Marie Curie’s life best illustrates that the way of progress is neither swift nor easy, and entails a sense of intellectual liberty and independence. With the biography by her daughter Eve Curie, the reader is brought closer to 'Madame Curie' the woman who, in collaboration with her husband Pierre Curie, discovered and studied a new chemical element she called radium whose radiation was far more intense than that of any other known element at that time. In her 1911 Nobel lecture she humbly mentioned: "All the elements emitting such radiation I have termed radioactive, and the new property of matter revealed in this emission has thus received the name radioactivity".
Marie Curie struggled with many aspects of life. She suffered from loneliness, financial hardship, difficult work conditions, and notoriety which she said "makes life more difficult". She was remarkable for having a strong sense of duty towards humanity and no other ambition than to be able to work for science freely.
From a ton of pitchblende residues Pierre and Marie Curie isolated radium as a pure element in a "miserable old shed" where for years (from 1898 to 1902) they were too cold in winter, too hot in summer and submitted to irritating gases due to a poorly equipped facility. She later mentioned that one year would have probably been enough for the same purpose if reasonable means had been at their disposal. However, in her autobiographical notes she mentioned: "But I shall never be able to express the joy of the untroubled quietness of this atmosphere of research and the excitement of actual progress with the confident hope of still better results".
At Pierre Curie’s death in 1906 she faced increasing difficulties but was able to manage the care and education of two young daughters (Irène was 9 and Eve not quite 2 years old when Pierre died) while keeping her scientific research uninterrupted until her death in 1934.
During World War I she established several hundreds of radiology stations to facilitate the examination of the wounded and tirelessly trained assistants in using X-ray machines. The end of the war brought her great joy with the "deserved resurrection" of Poland, her native country, after a century of oppression. Her most ardent desire, the creation of a radium institute in Warsaw, was fulfilled in 1932 with the inauguration of the 'Marie Curie-Sklodowska Radium Institute'.

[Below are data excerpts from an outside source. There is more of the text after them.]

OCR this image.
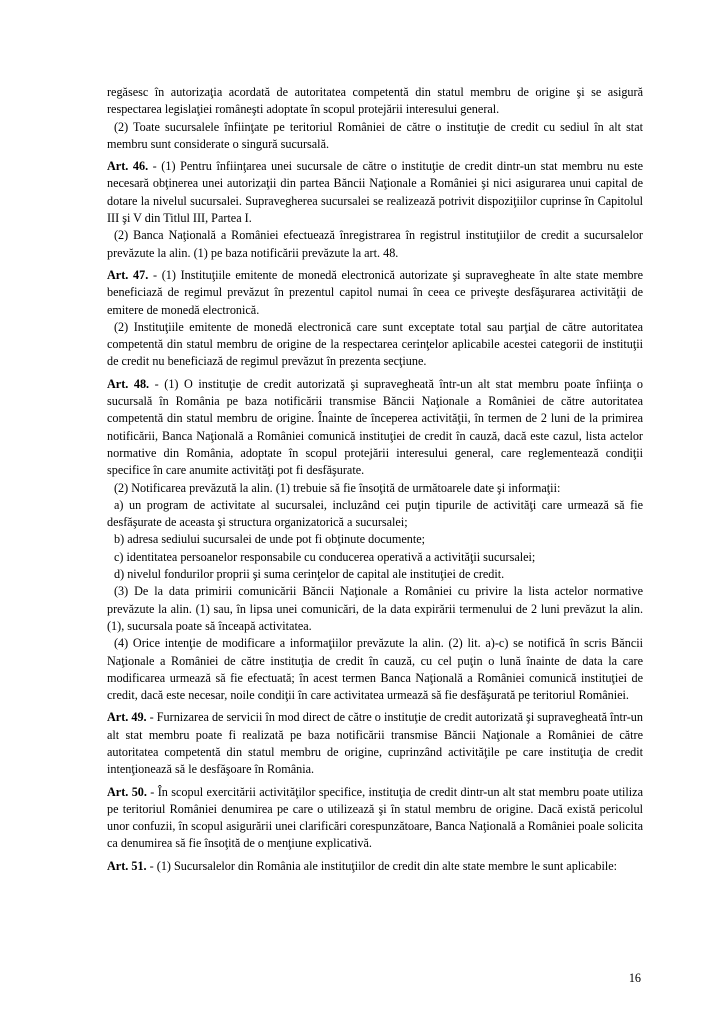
regăsesc în autorizaţia acordată de autoritatea competentă din statul membru de origine şi se asigură respectarea legislaţiei româneşti adoptate în scopul protejării interesului general.

(2) Toate sucursalele înfiinţate pe teritoriul României de către o instituţie de credit cu sediul în alt stat membru sunt considerate o singură sucursală.

Art. 46. - (1) Pentru înfiinţarea unei sucursale de către o instituţie de credit dintr-un stat membru nu este necesară obţinerea unei autorizaţii din partea Băncii Naţionale a României şi nici asigurarea unui capital de dotare la nivelul sucursalei. Supravegherea sucursalei se realizează potrivit dispoziţiilor cuprinse în Capitolul III şi V din Titlul III, Partea I.

(2) Banca Naţională a României efectuează înregistrarea în registrul instituţiilor de credit a sucursalelor prevăzute la alin. (1) pe baza notificării prevăzute la art. 48.

Art. 47. - (1) Instituţiile emitente de monedă electronică autorizate şi supravegheate în alte state membre beneficiază de regimul prevăzut în prezentul capitol numai în ceea ce priveşte desfăşurarea activităţii de emitere de monedă electronică.

(2) Instituţiile emitente de monedă electronică care sunt exceptate total sau parţial de către autoritatea competentă din statul membru de origine de la respectarea cerinţelor aplicabile acestei categorii de instituţii de credit nu beneficiază de regimul prevăzut în prezenta secţiune.

Art. 48. - (1) O instituţie de credit autorizată şi supravegheată într-un alt stat membru poate înfiinţa o sucursală în România pe baza notificării transmise Băncii Naţionale a României de către autoritatea competentă din statul membru de origine. Înainte de începerea activităţii, în termen de 2 luni de la primirea notificării, Banca Naţională a României comunică instituţiei de credit în cauză, dacă este cazul, lista actelor normative din România, adoptate în scopul protejării interesului general, care reglementează condiţii specifice în care anumite activităţi pot fi desfăşurate.

(2) Notificarea prevăzută la alin. (1) trebuie să fie însoţită de următoarele date şi informaţii:

a) un program de activitate al sucursalei, incluzând cei puţin tipurile de activităţi care urmează să fie desfăşurate de aceasta şi structura organizatorică a sucursalei;

b) adresa sediului sucursalei de unde pot fi obţinute documente;

c) identitatea persoanelor responsabile cu conducerea operativă a activităţii sucursalei;

d) nivelul fondurilor proprii şi suma cerinţelor de capital ale instituţiei de credit.

(3) De la data primirii comunicării Băncii Naţionale a României cu privire la lista actelor normative prevăzute la alin. (1) sau, în lipsa unei comunicări, de la data expirării termenului de 2 luni prevăzut la alin. (1), sucursala poate să înceapă activitatea.

(4) Orice intenţie de modificare a informaţiilor prevăzute la alin. (2) lit. a)-c) se notifică în scris Băncii Naţionale a României de către instituţia de credit în cauză, cu cel puţin o lună înainte de data la care modificarea urmează să fie efectuată; în acest termen Banca Naţională a României comunică instituţiei de credit, dacă este necesar, noile condiţii în care activitatea urmează să fie desfăşurată pe teritoriul României.

Art. 49. - Furnizarea de servicii în mod direct de către o instituţie de credit autorizată şi supravegheată într-un alt stat membru poate fi realizată pe baza notificării transmise Băncii Naţionale a României de către autoritatea competentă din statul membru de origine, cuprinzând activităţile pe care instituţia de credit intenţionează să le desfăşoare în România.

Art. 50. - În scopul exercitării activităţilor specifice, instituţia de credit dintr-un alt stat membru poate utiliza pe teritoriul României denumirea pe care o utilizează şi în statul membru de origine. Dacă există pericolul unor confuzii, în scopul asigurării unei clarificări corespunzătoare, Banca Naţională a României poale solicita ca denumirea să fie însoţită de o menţiune explicativă.

Art. 51. - (1) Sucursalelor din România ale instituţiilor de credit din alte state membre le sunt aplicabile:

16
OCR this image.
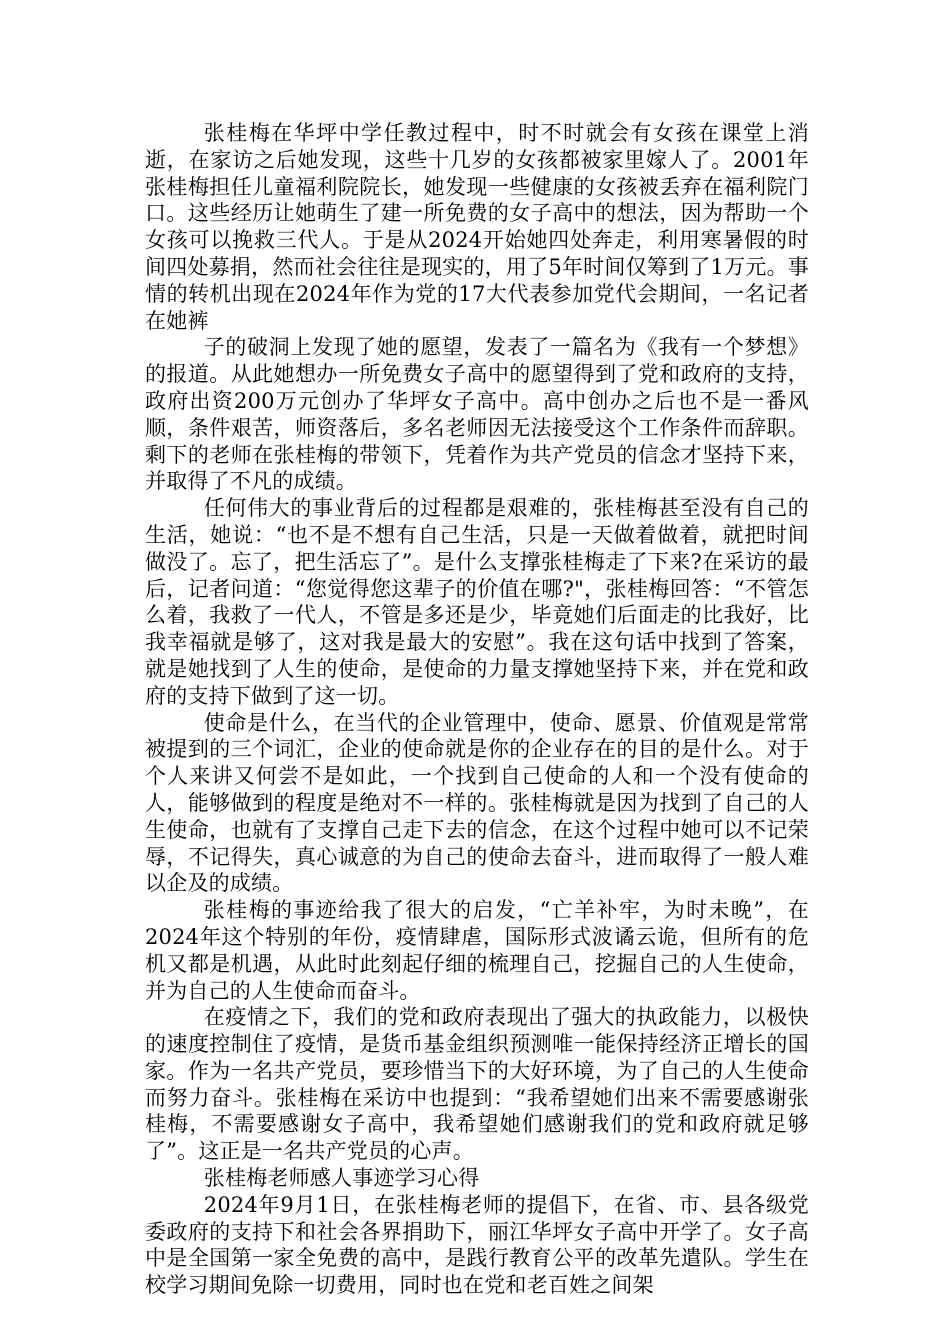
张桂梅在华坪中学任教过程中，时不时就会有女孩在课堂上消逝，在家访之后她发现，这些十几岁的女孩都被家里嫁人了。2001年张桂梅担任儿童福利院院长，她发现一些健康的女孩被丢弃在福利院门口。这些经历让她萌生了建一所免费的女子高中的想法，因为帮助一个女孩可以挽救三代人。于是从2024开始她四处奔走，利用寒暑假的时间四处募捐，然而社会往往是现实的，用了5年时间仅筹到了1万元。事情的转机出现在2024年作为党的17大代表参加党代会期间，一名记者在她裤

子的破洞上发现了她的愿望，发表了一篇名为《我有一个梦想》的报道。从此她想办一所免费女子高中的愿望得到了党和政府的支持，政府出资200万元创办了华坪女子高中。高中创办之后也不是一番风顺，条件艰苦，师资落后，多名老师因无法接受这个工作条件而辞职。剩下的老师在张桂梅的带领下，凭着作为共产党员的信念才坚持下来，并取得了不凡的成绩。

任何伟大的事业背后的过程都是艰难的，张桂梅甚至没有自己的生活，她说：“也不是不想有自己生活，只是一天做着做着，就把时间做没了。忘了，把生活忘了”。是什么支撑张桂梅走了下来?在采访的最后，记者问道：“您觉得您这辈子的价值在哪?"，张桂梅回答：“不管怎么着，我救了一代人，不管是多还是少，毕竟她们后面走的比我好，比我幸福就是够了，这对我是最大的安慰”。我在这句话中找到了答案，就是她找到了人生的使命，是使命的力量支撑她坚持下来，并在党和政府的支持下做到了这一切。

使命是什么，在当代的企业管理中，使命、愿景、价值观是常常被提到的三个词汇，企业的使命就是你的企业存在的目的是什么。对于个人来讲又何尝不是如此，一个找到自己使命的人和一个没有使命的人，能够做到的程度是绝对不一样的。张桂梅就是因为找到了自己的人生使命，也就有了支撑自己走下去的信念，在这个过程中她可以不记荣辱，不记得失，真心诚意的为自己的使命去奋斗，进而取得了一般人难以企及的成绩。

张桂梅的事迹给我了很大的启发，“亡羊补牢，为时未晚”，在2024年这个特别的年份，疫情肆虐，国际形式波谲云诡，但所有的危机又都是机遇，从此时此刻起仔细的梳理自己，挖掘自己的人生使命，并为自己的人生使命而奋斗。

在疫情之下，我们的党和政府表现出了强大的执政能力，以极快的速度控制住了疫情，是货币基金组织预测唯一能保持经济正增长的国家。作为一名共产党员，要珍惜当下的大好环境，为了自己的人生使命而努力奋斗。张桂梅在采访中也提到：“我希望她们出来不需要感谢张桂梅，不需要感谢女子高中，我希望她们感谢我们的党和政府就足够了”。这正是一名共产党员的心声。

张桂梅老师感人事迹学习心得

2024年9月1日，在张桂梅老师的提倡下，在省、市、县各级党委政府的支持下和社会各界捐助下，丽江华坪女子高中开学了。女子高中是全国第一家全免费的高中，是践行教育公平的改革先遣队。学生在校学习期间免除一切费用，同时也在党和老百姓之间架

In 1921, upon the generous initiative of Mrs. W. B. Meloney (also known as Marie Mattingly Meloney) the women of America collected a fund, 'the Marie Curie Radium Fund', for the gift of a gram of radium for Marie to continue her research (a gram of radium was worth about $70,000 at the time due to production cost). She was invited to America to receive the radium from President Harding (he offered Marie Curie the golden key opening the casket containing the radium) and during her visit conquered the heart of millions of Americans. She went back to France "with a feeling of gratitude for the precious gift of the American women, and with a feeling of affection for their great country tied with ours by a mutual sympathy which gives confidence in a peaceful future for humanity". She returned to America a second time in 1929 to receive a second gram of radium, this time to help build the Radium Institute in Warsaw.
Pierre and Marie Curie voluntarily did not patent the process they used to prepare radium. Their friends justly argued that, would they have guaranteed their rights, they could have secured the financial means for their research without facing the constant difficulties which were a handicap to both of them during their lifetime. However she wrote: "Humanity … needs dreamers, for whom the unselfish following of a purpose is so imperative that it becomes impossible for them to devote much attention to their own material benefit".
Madame Pierre Curie, Professor at La Sorbonne, Nobel Prize in Physics and Nobel Prize in Chemistry died at Sancellemoz, Haute-Savoie, France at the age of 67. The hands that had accomplished so much work were callous and deeply burnt by radium. She was among those who believe that "science has great beauty" and "a scientist in his laboratory is not only a technician: he is also a child placed before natural phenomena which impress him like a fairy tale".
In the cemetery at Sceaux where she was buried, a new epitaph was added to the family tomb 'Marie Curie-Sklodowska, 1867-1934'. In 1995 Pierre and Marie Curie's remains were laid to rest under the dome of the Pantheon in Paris where many of France’s national heroes are buried, with great pomp and ceremony. This was quite unfortunate, as it was disrespectful of their mind and spiritual legacy.